Jacobs
Kevin Berryman will succeed long term veteran John Prosser as Jacobs Engineering CFO

Jacobs Engineering Group Inc. said on Nov. 23 that President and CEO Craig Martin will retire from the role and the firm, effective Dec. 26, for unspecified “health reasons.” The company declined to disclose further information. Jacobs named Chairman and former CEO Noel Watson as executive chairman until a permanent CEO is appointed. Martin, 65, has been CEO since 2006.

The firm also has named Kevin Berryman executive vice president and chief financial officer, effective on Jan. 5. He will succeed John Prosser, who will retire at year-end after 40 years with the firm. Berryman has been serving in similar roles since 2009 at International Flavors and Fragrances Inc., what Jacobs describes as a leading global creator of flavors and fragrances used in consumer products. He also is a 25-year corporate veteran of Nestlé, serving as CFO of its Nestlé Purina unit. Jacobs says Prosser was instrumental in Jacobs' growth from $112 million in annual revenue to more than $12 bilion.

Duncan Magrath, chief financial officer of UK-based contractor Balfour Beatty, will leave the firm next year, as soon as a successor is named, the firm announced earlier this month. The announcement follows the firm's naming last month of Leo Quinn as CEO, effective in January. Magrath was in the role for the last six years, including the issuance of five profit warnings for the firm in the last two and the sale of US unit Parsons Brinckerhoff to WSP Global for $1.2 billion. In a statement, the company said he "will be seeking new career challenges."

Kelly
With the Oct. 31 completion of its acquisition of New York City-based Parsons Brinckerhoff, WSP Global Inc., Montreal, noted new management changes in the combined $4.8-billion, 31,500-person firm that will take effect on Jan. 1. Greg Kelly, currently PB’s chief operating officer, will become president and CEO of the combined business in the U.S., South America and the Caribbean. John Murphy, PB’s chief financial officer, will be president and CEO for Europe to include the UK, Middle East, India and Africa. He will be based in London. Guy Templeton, PB president and COO for Asia Pacific, will become president and CEO of the firms’ combined Asia Pacific region, still based in Sydney, Australia. George Pierson, PB's chief executive and now executive
Murphy
board director of the new corporation, is set to leave the firm at year-end and will transition to a non-executive director position. David McAlister, PB director of global corporate development, will become global director of Infrastructure in the combined firm. 

The company says it will announce a new role in the expanded company for David Cooper, who has been WSP CEO in the U.S. Also, Richard Rome has joined the firm in an undisclosed building leadership role, says WSP, following its Nov. 6 acquisition of Houston-based design firm ccrd.
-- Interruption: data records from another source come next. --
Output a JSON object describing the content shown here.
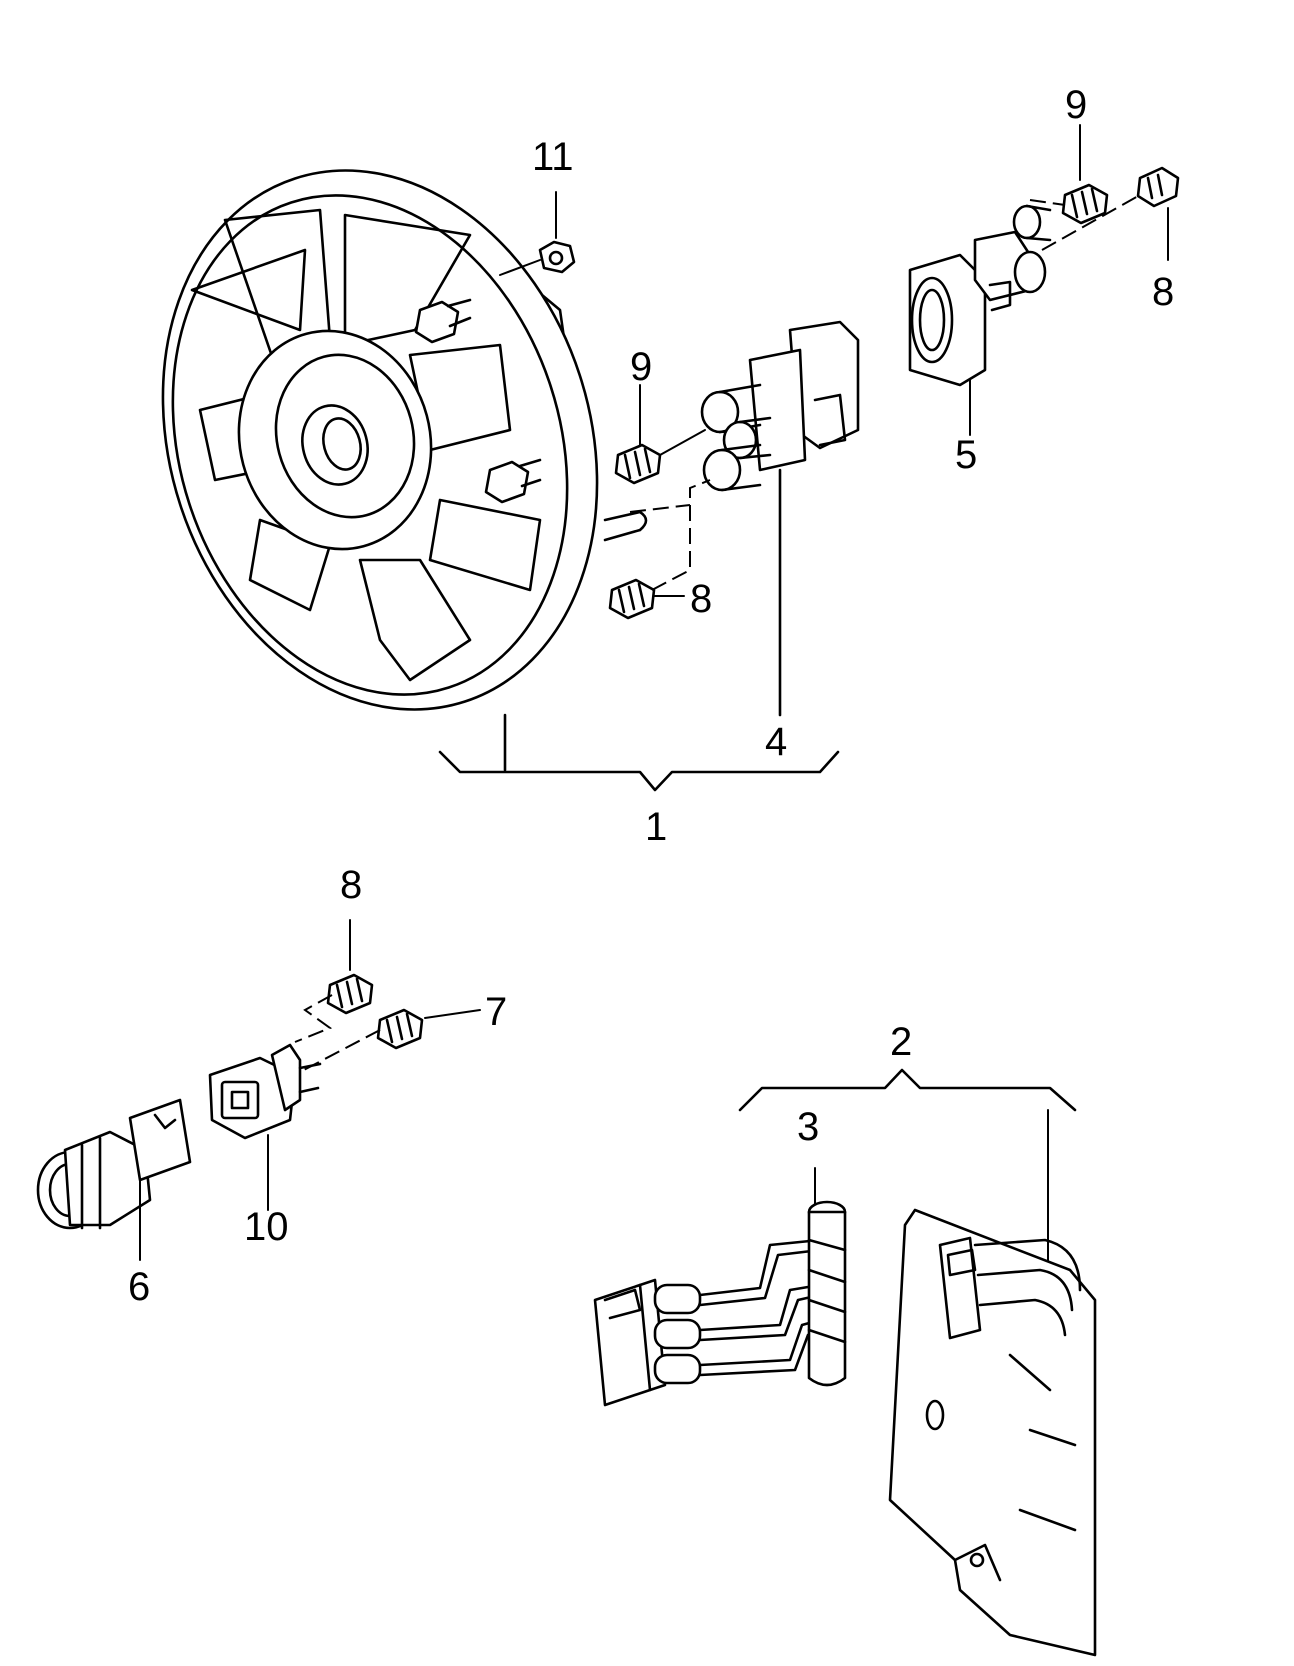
{
  "callouts": {
    "c1": "1",
    "c2": "2",
    "c3": "3",
    "c4": "4",
    "c5": "5",
    "c6": "6",
    "c7": "7",
    "c8a": "8",
    "c8b": "8",
    "c8c": "8",
    "c9a": "9",
    "c9b": "9",
    "c10": "10",
    "c11": "11"
  },
  "colors": {
    "line": "#000000",
    "background": "#ffffff"
  }
}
He had been a principal at that company, which specializes in MEP systems engineering. Remaining in their WSP roles for the combined firm are Ali Ettehadieh, managing director of South America and the Caribbean; Magnus Meyer, in that role for the Nordics; Petr Bilek, COO of Central Europe; and Tom Smith, global director of property and buildings.

Martin Pedley has been named a managing director of Skanska AB in Stockholm. He had been managing director of the global contractor's London-based piling and ground engineering business in the UK called Cementation Skanska. Succeeding him in the role is Cameron Foley who returns to the firm after seven years in other Skanska units. Skanska UK says it plans to recruit more than 1,500 employees over the next two to three years to complete major projects.

J. Joseph Tyler, formerly senior vice president at consultant Versar Inc., has joined Dawson & Associates, a Washington, D.C., federal-sector advocacy consulting firm, as a senior adviser. Previously, he was U.S. Army Corps of Engineers director of military programs.

RECOGNITION

Katepalli R. Sreenivasan, New York University executive vice provost and dean of engineering, has been elected into the Indian National Academy of Engineering as a Foreign Fellow, in recognition of his accomplishments in engineering and technology. The honor is a rare one for someone residing outside India, says the school. The academy, established in 1987, is made up of India'’s most distinguished engineers, engineer-scientists, and technologists. Sreenivasan is  Eugene Kleiner Professor for Innovation in Mechanical Engineering at NYU and also teaches math and physics.

OBITUARY

Khoury
Said Khoury, a founder and former chairman of Athens-based global contractor Consolidated Contractors Group, which became one of the Middle East's largest construction firms, died on Oct. 15. He was 91. Khoury, a Palestinian by birth, founded CCG in Lebanon in1952, but relocated it to London and then to its current base in the 1980s to escape Lebanon's civil war. The contractor ranks at No. 63 on ENR's list of the Top 250 Global Contractors and at No. 24 on the list of Top 250 International Contractors, with $5.3 billion in 2013 revenue, all outside Greece. It works in about 40 countries. About 55% of its revenue is in the petrochemical sector. Khoury, who is said to have a net worth of more than $7 billion, also was a global philanthropist, particularly to Palestinian-related causes.